Solar households in Victoria appear to have become the first to be hit by higher fixed charges, as utilities continue to try to clamp down on the proliferation of rooftop solar.
Simply Energy, the retail arm of GDF Suez, which owns the Hazelwood brown coal generator in the Latrobe Valley, has proposed an additional 14c-a-day levy on solar households in the fixed charge component of its electricity bills.
The proposed tariffs were gazetted in January, but have only recently come to light. It results in an extra fixed charge of $51 a year for households with solar. It takes the fixed component of their bill to $400 a year. (See below)
The move has outraged Green politicians and the solar industry, who see it as yet another attempt by the incumbent utilities to restrict the growth of rooftop solar.
John Grimes, CEO of the Australian Solar Council, described the move as staggering, outrageous and discriminatory.
“They are not charging users who pile on demand during periods of peak demand (like air conditioner users), pushing power prices up for everyone,” he said in an emailed statement.

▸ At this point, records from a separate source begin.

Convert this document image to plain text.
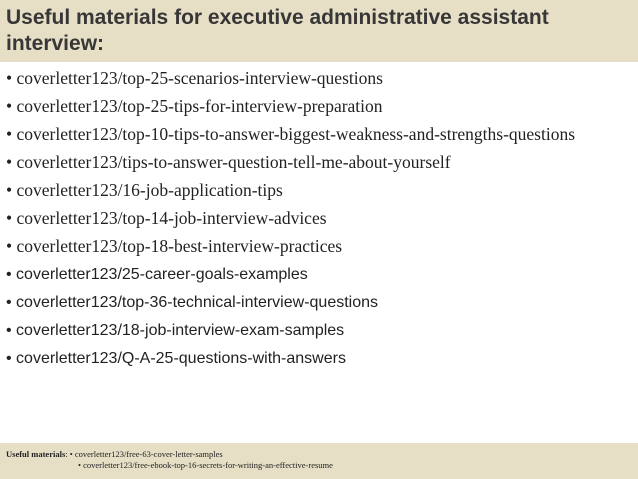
Useful materials for executive administrative assistant interview:
• coverletter123/top-25-scenarios-interview-questions
• coverletter123/top-25-tips-for-interview-preparation
• coverletter123/top-10-tips-to-answer-biggest-weakness-and-strengths-questions
• coverletter123/tips-to-answer-question-tell-me-about-yourself
• coverletter123/16-job-application-tips
• coverletter123/top-14-job-interview-advices
• coverletter123/top-18-best-interview-practices
• coverletter123/25-career-goals-examples
• coverletter123/top-36-technical-interview-questions
• coverletter123/18-job-interview-exam-samples
• coverletter123/Q-A-25-questions-with-answers
Useful materials: • coverletter123/free-63-cover-letter-samples
• coverletter123/free-ebook-top-16-secrets-for-writing-an-effective-resume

“Instead they are targeting users who lower demand during peak periods, take the most expensive load off the grid, push wholesale prices down, and delay or remove the need for expensive network upgrades.
“Simply Energy’s solar customers should make sure they understand what the death spiral is all about. Instead of changing their business model in the face of new technology, Simply Energy want to punish solar customers.”
Greens MLC Greg Barber said household solar is proving popular with households in Victoria. The state had more than 19,000 new solar installations in the last six months, despite a big reduction in export tariffs.
Barber said the Greens will seek to legislate to protect solar homes and businesses from “power company rip offs and encourage the transition to this cost-effective and sustainable energy source.”
Virtually all fossil fuel generators in Australia want subsidies and incentives for rooftop solar brought to an end, and have urged the small-scale component of the renewable energy target to be dismantled.
They blame rooftop solar for taking away earnings at what used to be the most profitable time of the day.
GDF Suez, which last week said output from its Pelican Point gas plant in South Australia would be halved because of reduced demand from the grid, recently dismissed suggestions that the cost of rooftop solar would fall.
Barber was also involved in Twitter “conversation” with Victoria Energy Minister Russell Northe, whose views on solar were revelatory, following the generators line that solar only adds costs to the grid, rather than deferring need to upgrade, and ignoring the huge demand that air-con usage puts on peak demand.
Northe claimed the fixed charge was “not a tax”, but most experts say that increasing fixed charges dissuades consumers from being efficient, and would likely accelerate the “death spiral” as users become disenchanted.
We tweeted a question about why higher users were not subject to higher fixed charges, but didn’t hear back.